By Michael H. Crawford, MD, Editor
SYNOPSIS: A small patient-applied infuser pump for a pH neutral formulation of furosemide has been developed. A comparison of an intravenous (IV) bolus of furosemide to a five-hour infusion with the pump has been completed and shows that the device is well tolerated and provides similar bioavailability as IV furosemide.
SOURCE: Osmanska J, Brooksband K, Docherty KF, et al. A novel, small volume subcutaneous furosemide formulation delivered by an abdominal patch infuser device in patients with heart failure: Results of two phase I studies. Eur Hear J Cardiovasc Pharm 2023; Oct 6. doi: 10.1093/ehjcvp/pvad073. [Online ahead of print].
In the management of chronic heart failure, intravenous (IV) furosemide is superior to oral furosemide, but IV administration is impractical for outpatients. Subcutaneous (SC) furosemide has been tried but requires large volumes (10 mg/mL), is alkaline, and has low bioavailability. Also, conventional infusion pumps used for SC administration are large and bulky, making them impractical for home use. Thus, a concentrated (30 mg/mL) pH neutral furosemide preparation that can be administered by a small pump specifically designed for this purpose would be attractive. Such a preparation and device has been developed, and two Phase I studies have been completed.
The first study was a pharmacokinetic (PK) and pharmacodynamic (PD) study of the SC furosemide compared to IV furosemide delivered by a large pump in ambulatory patients with heart failure (HF). The second study used the novel small pump administration of furosemide SC in 20 hospitalized patients with HF. In the first study, SC furosemide 80 mg was administered over five hours (30 mg the first hour and 12.5 mg each subsequent hour) using a large conventional pump. This was compared to 80 mg of IV furosemide given over two minutes. This was an open-label, single-dose, randomized, active comparator, crossover, single-center study. After receiving the randomized preparation and after a seven-day washout period, the alternate preparation was given. The primary outcome was relative absolute bioavailability (AB); secondary outcomes were PK and PD.

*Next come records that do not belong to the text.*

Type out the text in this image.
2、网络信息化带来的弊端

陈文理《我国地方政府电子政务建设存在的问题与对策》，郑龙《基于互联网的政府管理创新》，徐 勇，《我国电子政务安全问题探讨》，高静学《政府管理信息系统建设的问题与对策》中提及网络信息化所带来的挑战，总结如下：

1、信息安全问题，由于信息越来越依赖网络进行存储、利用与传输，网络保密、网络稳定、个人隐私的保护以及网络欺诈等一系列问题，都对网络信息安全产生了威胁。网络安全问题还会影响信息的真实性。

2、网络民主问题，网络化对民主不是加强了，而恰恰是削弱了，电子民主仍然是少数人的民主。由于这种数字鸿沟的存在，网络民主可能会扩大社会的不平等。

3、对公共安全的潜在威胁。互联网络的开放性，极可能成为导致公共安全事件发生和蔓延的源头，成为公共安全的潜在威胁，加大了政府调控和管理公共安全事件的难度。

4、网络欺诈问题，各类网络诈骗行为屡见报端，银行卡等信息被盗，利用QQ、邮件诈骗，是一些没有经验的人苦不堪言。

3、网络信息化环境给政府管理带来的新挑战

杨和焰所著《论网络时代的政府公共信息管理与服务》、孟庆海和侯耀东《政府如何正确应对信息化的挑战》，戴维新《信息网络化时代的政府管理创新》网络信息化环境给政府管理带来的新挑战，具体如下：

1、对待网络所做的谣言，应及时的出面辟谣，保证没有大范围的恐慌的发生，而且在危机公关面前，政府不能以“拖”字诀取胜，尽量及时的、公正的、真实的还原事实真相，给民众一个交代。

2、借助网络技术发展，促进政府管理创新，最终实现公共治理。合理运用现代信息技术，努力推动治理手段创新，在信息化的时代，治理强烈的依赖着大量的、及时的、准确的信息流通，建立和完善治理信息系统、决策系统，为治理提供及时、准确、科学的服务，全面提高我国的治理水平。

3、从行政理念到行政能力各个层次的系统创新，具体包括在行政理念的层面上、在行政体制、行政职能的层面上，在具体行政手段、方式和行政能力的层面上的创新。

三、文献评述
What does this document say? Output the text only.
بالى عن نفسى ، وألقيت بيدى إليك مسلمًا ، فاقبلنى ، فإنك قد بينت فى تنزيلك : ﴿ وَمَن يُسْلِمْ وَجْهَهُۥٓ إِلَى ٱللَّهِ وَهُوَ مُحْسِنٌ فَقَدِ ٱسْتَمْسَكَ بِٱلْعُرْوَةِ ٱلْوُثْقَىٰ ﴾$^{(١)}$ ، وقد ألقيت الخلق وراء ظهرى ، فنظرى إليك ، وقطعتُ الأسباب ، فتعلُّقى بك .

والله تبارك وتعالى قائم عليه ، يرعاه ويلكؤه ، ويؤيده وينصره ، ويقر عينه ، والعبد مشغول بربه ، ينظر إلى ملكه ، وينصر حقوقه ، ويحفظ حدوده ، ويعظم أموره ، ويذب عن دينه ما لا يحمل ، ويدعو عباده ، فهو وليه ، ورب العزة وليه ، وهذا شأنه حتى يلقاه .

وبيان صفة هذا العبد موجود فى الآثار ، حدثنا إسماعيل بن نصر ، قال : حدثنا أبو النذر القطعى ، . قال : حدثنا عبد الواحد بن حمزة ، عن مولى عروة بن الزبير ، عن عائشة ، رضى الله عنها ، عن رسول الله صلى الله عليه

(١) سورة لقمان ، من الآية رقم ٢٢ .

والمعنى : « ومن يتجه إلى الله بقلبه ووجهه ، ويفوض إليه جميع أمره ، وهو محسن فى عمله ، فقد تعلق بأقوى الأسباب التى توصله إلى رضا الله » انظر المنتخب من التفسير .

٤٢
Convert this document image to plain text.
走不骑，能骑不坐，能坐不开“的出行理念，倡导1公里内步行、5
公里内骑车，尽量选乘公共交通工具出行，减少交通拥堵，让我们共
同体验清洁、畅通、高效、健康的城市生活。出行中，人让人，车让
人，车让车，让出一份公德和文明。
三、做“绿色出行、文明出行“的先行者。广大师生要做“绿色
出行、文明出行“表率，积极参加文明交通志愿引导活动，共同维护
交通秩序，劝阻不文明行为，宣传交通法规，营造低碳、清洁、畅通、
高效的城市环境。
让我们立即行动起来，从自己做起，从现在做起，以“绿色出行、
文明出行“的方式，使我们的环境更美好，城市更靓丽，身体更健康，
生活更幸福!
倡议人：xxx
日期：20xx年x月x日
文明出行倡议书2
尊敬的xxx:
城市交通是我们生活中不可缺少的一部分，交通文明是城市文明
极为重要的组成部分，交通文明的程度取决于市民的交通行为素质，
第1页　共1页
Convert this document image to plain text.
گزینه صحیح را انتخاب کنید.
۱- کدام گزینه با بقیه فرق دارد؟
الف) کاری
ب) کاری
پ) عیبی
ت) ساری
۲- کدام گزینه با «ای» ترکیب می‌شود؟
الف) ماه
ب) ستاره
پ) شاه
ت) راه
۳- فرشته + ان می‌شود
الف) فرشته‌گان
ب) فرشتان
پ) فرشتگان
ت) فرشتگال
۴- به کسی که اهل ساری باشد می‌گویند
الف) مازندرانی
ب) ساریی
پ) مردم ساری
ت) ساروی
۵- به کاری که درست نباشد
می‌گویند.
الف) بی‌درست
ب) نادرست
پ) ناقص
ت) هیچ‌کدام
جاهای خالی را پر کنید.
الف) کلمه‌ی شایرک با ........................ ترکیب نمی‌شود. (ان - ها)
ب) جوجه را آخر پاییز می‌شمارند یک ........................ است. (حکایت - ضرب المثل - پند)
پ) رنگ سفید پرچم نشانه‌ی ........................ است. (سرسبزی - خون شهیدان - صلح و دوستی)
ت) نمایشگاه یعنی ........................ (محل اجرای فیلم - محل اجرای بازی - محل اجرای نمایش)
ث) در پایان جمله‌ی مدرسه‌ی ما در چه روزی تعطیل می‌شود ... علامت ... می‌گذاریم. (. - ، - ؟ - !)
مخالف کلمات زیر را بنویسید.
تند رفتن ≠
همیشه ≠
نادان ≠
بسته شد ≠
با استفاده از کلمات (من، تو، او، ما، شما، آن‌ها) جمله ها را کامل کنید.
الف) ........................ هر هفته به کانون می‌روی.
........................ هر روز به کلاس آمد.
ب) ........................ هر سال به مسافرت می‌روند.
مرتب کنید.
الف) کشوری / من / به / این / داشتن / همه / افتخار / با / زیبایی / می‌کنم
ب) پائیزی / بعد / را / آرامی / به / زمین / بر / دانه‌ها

In the second study, a novel abdominal patch infuser device adapted from the design of an SC insulin pump was used in 20 patients hospitalized with HF. This was an open-label, single-arm, single-center, single-dose study. The primary outcomes included adverse events, device failure, PK, and PD. Study 1 patients were an average age of 71 years, 72% were men, and most were New York Heart Association (NYHA) Class II. The AB of the SC preparation relative to IV furosemide was 112%. Plasma furosemide concentrations were higher with IV administration for the first two hours, but SC concentrations were higher for the last three hours. Median area under the time-concentration curve (AUC) was higher for SC furosemide, as was the half-life (3.70 vs. 3.55 hours). Discomfort during SC administration was reported in five patients (25%), with most in the 0-4 range on a 0-10 pain scale. One patient had level 6 pain and one developed orthostatic hypotension 10 minutes before the end of the infusion. Local skin reactions were observed in four patients (22%).
Study 2 patients’ median age was 75 years and 55% were men. The median left ventricular ejection fraction was 35%, with 12 below 40% and eight above. Injection site discomfort was reported by 12 (60%), of which eight were only at the time of needle insertion. One patient reported pain at level 5. Transient local skin erythema was noted in four patients. No treatment-related adverse events were reported. All 20 patients achieved plasma furosemide levels > 250 ng/mL at 60 and 240 minutes. The authors concluded that administration of furosemide SC via a novel patch pump was feasible, was well tolerated, and had a similar bioavailability to IV furosemide.
COMMENTARY
The ability to deliver IV loop diuretics at home would be a significant advance in HF management. IV is impractical, but SC bolus injections have been tried in selected patients using the standard formulation of furosemide. Skin reactions and pain with this approach have diminished enthusiasm for widespread use.
The development reported in this study of a pH neutral formulation that can be infused SC over several hours by a small patient-applied pump is encouraging. It uses a similar design as the insulin infuser that many patients with diabetes use, which generally is well tolerated. The rate of infusion cannot be changed by the user, which enhances safety. It can be worn under clothes, allowing patient mobility. One hopes that this home use device could decrease hospital readmissions and permit early hospital discharge, resulting in shorter lengths of stay for HF patients.
As expected, the early plasma levels of furosemide provided by the SC pump are lower than those observed with an IV bolus, but the later phase of the infusion provides higher plasma levels, resulting in a bioavailability of 112% over five hours compared to a single bolus. There are limitations to this study. A bolus of furosemide was used as the comparator rather than an infusion. The authors argue that this is the most common way liquid furosemide is used. Also, the pump was applied by the investigators rather than by the patients. However, it is likely that patients will be able to apply this device successfully, as many patients do with the insulin pump.